創造の病

 

フランスの精神科医、精神医学史家アンリ・F・エレンベルガー


(フランス語読みだとエランベルジェ)(19051983)は膨大な資料を


元にして「無意識の発見-力動精神医学発達史(上、下)」という大著


を書き上げました。


その中で彼は「創造の病(creative illness)」という概念を述べています。

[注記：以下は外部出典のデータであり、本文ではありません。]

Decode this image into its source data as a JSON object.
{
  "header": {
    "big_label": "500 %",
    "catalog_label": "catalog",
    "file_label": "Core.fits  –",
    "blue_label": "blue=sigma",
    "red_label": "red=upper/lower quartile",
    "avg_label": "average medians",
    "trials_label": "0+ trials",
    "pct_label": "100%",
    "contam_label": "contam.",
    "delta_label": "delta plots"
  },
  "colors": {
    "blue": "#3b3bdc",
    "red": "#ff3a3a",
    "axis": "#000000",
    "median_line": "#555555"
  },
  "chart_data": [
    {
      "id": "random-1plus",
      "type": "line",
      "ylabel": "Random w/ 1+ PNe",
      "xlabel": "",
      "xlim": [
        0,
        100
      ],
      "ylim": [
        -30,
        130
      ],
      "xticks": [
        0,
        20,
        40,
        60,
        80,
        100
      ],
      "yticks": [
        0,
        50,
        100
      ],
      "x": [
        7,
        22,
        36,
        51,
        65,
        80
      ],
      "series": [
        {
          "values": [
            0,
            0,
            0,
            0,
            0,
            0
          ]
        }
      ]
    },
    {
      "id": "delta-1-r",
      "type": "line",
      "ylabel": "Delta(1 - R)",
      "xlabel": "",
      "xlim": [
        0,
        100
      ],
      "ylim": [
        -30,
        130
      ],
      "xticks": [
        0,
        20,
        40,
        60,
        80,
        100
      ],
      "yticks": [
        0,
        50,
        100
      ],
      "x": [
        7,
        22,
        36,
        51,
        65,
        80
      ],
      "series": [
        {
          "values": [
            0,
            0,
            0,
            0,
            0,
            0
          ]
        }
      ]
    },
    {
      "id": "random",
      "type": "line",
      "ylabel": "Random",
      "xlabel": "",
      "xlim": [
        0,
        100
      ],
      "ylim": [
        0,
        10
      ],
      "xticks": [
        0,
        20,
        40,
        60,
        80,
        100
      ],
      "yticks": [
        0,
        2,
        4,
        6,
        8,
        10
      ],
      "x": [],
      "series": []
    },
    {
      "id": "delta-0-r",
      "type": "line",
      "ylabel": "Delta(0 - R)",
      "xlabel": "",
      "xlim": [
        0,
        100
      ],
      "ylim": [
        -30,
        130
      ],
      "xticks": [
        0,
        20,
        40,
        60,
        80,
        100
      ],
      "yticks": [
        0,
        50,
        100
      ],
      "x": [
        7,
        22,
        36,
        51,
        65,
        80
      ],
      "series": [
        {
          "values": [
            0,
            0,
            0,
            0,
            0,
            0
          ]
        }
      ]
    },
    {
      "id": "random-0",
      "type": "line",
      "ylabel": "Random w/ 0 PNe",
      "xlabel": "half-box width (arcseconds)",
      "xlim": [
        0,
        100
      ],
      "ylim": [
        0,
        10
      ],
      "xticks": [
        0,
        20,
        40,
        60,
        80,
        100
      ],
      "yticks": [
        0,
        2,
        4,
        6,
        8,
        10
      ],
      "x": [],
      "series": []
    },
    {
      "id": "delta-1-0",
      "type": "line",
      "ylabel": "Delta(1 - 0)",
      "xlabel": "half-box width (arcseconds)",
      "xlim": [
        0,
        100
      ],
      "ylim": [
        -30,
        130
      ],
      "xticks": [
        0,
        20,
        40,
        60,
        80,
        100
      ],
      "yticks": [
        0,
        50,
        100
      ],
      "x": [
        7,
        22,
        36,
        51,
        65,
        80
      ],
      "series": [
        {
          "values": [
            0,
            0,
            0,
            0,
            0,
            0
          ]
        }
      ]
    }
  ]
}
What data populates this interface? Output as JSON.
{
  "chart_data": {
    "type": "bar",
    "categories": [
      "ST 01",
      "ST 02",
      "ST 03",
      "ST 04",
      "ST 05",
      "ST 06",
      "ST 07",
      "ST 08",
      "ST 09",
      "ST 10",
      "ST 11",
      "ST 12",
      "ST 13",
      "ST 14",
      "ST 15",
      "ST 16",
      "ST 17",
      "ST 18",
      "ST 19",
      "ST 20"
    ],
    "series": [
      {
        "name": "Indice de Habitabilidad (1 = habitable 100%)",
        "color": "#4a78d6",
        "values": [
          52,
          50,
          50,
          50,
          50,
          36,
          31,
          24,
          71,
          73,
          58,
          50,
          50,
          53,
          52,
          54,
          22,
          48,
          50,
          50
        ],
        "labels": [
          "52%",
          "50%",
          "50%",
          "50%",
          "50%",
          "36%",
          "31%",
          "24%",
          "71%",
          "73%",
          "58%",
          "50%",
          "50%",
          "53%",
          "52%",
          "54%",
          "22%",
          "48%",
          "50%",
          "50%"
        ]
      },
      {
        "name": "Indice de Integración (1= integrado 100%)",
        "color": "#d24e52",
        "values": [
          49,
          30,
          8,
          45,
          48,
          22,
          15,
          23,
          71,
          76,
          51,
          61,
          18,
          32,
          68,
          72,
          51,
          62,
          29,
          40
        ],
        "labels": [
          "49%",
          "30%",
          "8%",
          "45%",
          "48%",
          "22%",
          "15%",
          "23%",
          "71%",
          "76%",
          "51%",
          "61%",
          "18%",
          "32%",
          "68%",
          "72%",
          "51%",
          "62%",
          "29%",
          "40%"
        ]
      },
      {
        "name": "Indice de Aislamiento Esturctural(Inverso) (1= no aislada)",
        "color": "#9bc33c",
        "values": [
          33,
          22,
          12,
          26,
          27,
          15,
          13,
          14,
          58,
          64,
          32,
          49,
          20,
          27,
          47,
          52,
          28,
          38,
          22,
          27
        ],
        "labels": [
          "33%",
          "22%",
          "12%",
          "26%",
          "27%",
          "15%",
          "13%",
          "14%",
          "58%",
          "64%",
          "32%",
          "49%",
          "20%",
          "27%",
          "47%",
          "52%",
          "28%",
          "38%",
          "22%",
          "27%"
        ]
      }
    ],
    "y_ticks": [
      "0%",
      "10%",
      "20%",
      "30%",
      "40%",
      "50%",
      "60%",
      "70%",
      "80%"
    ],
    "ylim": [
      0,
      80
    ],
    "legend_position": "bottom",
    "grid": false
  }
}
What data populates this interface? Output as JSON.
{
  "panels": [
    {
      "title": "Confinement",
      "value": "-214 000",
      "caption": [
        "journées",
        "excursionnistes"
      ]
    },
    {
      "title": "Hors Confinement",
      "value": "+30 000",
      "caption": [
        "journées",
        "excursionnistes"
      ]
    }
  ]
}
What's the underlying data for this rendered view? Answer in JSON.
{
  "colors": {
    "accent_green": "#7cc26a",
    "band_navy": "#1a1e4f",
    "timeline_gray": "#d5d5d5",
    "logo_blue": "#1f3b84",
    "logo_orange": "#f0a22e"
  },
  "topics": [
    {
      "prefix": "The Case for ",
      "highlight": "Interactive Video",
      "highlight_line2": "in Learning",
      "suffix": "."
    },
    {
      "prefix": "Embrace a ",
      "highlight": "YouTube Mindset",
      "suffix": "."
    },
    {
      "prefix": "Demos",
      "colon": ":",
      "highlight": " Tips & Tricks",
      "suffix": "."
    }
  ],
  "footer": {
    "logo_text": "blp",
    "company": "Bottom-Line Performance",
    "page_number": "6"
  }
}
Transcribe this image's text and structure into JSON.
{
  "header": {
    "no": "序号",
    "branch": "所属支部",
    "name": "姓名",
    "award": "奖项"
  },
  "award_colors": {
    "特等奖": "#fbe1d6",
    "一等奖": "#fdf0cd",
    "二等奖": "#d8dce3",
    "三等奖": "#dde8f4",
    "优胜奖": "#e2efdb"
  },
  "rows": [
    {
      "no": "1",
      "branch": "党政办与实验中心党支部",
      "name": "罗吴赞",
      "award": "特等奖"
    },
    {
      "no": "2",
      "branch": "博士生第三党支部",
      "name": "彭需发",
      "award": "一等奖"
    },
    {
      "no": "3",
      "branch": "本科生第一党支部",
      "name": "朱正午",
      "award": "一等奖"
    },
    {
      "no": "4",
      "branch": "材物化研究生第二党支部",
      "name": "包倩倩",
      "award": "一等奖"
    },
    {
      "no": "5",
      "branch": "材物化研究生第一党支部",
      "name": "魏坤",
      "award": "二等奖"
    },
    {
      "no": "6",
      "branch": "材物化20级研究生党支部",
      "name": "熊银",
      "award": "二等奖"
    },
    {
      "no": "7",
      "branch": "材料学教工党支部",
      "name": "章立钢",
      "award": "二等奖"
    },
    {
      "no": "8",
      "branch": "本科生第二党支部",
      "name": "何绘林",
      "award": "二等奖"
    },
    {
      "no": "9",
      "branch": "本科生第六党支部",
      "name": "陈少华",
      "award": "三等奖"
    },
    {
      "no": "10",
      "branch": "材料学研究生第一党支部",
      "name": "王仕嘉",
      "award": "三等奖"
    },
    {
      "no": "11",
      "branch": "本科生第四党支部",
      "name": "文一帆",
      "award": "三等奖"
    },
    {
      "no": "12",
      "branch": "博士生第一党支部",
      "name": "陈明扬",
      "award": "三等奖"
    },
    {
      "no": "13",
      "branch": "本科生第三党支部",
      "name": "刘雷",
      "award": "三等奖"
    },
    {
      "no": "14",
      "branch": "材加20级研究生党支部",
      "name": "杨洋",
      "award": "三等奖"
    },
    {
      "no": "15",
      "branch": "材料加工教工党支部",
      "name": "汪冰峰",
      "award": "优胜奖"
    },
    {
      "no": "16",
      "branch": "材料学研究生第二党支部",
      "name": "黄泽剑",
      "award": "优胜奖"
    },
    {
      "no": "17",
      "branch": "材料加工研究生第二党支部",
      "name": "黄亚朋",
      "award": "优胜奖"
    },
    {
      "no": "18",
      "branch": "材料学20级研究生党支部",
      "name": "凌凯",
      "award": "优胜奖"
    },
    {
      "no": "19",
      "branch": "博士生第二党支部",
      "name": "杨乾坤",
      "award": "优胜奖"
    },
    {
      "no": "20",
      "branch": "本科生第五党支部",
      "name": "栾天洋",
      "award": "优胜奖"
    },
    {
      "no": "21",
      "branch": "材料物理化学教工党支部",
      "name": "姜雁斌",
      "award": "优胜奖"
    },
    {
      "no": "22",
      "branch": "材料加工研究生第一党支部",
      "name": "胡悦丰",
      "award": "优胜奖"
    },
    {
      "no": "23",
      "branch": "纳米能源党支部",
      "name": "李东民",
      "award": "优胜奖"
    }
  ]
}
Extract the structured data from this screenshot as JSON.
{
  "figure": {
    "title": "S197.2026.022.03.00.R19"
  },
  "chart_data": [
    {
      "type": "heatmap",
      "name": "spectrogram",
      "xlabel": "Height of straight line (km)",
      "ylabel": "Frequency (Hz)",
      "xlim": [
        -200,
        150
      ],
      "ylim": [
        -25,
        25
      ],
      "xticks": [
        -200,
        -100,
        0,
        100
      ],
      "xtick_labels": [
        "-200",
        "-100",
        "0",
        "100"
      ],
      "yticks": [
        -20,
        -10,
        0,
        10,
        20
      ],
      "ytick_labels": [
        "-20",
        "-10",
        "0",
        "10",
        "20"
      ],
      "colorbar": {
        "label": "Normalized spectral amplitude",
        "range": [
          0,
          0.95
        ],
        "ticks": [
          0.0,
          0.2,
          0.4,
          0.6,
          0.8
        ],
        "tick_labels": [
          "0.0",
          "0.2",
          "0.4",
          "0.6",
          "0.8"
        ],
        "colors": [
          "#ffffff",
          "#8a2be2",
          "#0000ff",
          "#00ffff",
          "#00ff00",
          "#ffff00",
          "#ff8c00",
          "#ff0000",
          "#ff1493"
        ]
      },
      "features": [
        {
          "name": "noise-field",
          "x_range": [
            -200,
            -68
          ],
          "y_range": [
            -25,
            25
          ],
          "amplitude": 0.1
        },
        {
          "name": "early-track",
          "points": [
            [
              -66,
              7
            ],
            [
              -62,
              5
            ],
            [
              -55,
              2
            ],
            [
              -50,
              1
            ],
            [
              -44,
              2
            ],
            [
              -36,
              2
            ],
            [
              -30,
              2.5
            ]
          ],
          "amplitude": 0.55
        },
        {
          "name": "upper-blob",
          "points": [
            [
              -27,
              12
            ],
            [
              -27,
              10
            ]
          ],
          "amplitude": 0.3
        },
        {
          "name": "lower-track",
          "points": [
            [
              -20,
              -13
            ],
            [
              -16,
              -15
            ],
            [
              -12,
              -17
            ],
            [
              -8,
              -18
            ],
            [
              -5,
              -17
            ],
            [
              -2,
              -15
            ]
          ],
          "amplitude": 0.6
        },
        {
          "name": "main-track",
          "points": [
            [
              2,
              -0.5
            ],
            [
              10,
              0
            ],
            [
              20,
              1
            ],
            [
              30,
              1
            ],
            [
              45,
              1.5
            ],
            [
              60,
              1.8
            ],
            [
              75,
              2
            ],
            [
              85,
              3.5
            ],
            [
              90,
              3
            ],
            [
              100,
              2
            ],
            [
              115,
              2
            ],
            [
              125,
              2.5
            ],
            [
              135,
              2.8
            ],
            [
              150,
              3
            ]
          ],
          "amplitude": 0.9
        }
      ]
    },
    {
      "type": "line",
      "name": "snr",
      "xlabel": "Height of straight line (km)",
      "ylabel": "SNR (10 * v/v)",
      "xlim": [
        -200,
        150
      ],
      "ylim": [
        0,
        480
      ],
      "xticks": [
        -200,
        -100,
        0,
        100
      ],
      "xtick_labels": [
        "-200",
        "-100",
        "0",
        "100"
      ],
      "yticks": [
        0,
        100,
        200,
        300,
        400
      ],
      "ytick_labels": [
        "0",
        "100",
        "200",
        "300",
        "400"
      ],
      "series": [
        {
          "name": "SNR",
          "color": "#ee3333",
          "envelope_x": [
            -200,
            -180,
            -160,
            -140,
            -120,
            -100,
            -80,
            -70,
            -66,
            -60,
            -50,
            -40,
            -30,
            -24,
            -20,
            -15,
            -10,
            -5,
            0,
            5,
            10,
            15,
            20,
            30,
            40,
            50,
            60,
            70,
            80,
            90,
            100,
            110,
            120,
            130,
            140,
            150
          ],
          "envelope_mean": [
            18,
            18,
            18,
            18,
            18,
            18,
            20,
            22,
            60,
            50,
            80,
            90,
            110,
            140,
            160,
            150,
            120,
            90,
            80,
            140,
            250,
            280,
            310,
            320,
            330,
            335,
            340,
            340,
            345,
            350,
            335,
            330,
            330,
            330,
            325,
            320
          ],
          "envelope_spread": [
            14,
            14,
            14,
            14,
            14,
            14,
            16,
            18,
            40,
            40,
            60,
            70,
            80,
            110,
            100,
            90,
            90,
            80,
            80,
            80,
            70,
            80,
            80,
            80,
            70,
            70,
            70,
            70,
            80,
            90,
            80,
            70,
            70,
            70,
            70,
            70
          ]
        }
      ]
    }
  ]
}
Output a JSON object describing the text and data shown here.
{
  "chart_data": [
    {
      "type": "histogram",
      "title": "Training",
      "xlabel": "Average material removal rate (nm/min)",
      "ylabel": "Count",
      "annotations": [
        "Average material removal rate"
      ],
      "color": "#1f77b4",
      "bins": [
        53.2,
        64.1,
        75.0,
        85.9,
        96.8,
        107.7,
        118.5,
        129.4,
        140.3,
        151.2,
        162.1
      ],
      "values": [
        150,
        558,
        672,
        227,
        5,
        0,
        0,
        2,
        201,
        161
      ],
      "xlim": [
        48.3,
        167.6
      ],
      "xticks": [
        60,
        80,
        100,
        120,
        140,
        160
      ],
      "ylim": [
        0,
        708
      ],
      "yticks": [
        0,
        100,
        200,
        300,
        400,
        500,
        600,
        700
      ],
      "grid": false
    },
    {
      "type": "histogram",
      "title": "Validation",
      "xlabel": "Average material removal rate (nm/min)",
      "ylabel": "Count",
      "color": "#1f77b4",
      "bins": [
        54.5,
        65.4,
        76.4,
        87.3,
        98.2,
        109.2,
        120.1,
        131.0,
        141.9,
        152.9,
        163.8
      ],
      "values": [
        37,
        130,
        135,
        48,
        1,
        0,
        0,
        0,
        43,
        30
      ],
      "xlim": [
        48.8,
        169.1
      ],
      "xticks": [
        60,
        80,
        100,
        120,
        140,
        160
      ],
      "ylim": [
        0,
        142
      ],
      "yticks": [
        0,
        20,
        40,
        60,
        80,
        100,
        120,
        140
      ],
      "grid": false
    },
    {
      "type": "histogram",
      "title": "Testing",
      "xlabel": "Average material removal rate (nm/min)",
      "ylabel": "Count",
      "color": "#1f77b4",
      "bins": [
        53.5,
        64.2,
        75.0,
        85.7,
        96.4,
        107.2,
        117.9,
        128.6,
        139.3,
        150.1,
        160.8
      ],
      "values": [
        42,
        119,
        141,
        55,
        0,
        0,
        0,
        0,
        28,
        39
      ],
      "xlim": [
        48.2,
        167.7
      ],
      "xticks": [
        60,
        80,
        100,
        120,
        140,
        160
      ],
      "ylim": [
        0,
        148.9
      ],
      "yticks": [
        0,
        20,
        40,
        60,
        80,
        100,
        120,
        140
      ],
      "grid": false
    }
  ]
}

これはC・G・ユングの言うところの「中年の危機(Midlife crisis)」


あるいは「夜の海の航海(Nightsea journey)」と同じようなものと


考えられます。


ではエレンベルガーの著書から「創造の病」に関する部分を紹介します。




創造の病とは、ある観念に激しく没頭し、ある真理を求める時期に


続いて起こるものである。


それは、抑鬱状態、神経症、心身症、果てはまた精神病という形を


とりうる一種の多形的な病である。


病状が何であれ、それは当人にとっては生死の境をさまようとまでは


ならないにしても非常に苦しいものと感じられ、そして軽快したかと


思うと悪化するという二つの時期が交代するものである。


創造の病の期間中、その当人は自分の頭を占めている関心の導きの糸を


失うことは決してない。


創造の病が正常な専門職の活動や、正常な家庭生活と両立していることも


少なくない。


しかし、よしんば当人が社会活動を継続しえているとしても、当人は


全くといっても良いほど、自己自身に没頭しているものである。


その人は完全な孤立感に悩むものである。


たとえ、この試練を通り抜ける間、自分を導いてくれる導師のような人が


あったとしてもである。(シャーマンの徒弟とその師の関係のように。)


病気の終結は急速で爽快な一時期が目印となることが少なくない。


当人は、人格に永久的な変化を起こし、そして自分は偉大な真理


あるいは新しい一個の精神世界を発見したという確信を携えて、


この試練のるつぼの中から浮かび上がってくる。





これはフロイト、ユング他多くの人達が経験しているものです。


恐らく世の中には、周囲は気づいていなくても「創造の病」の真っ只中に


いる人達が数多くいると思います。


私は、そういう人達に伝えたいです。出口はかならず見つかると。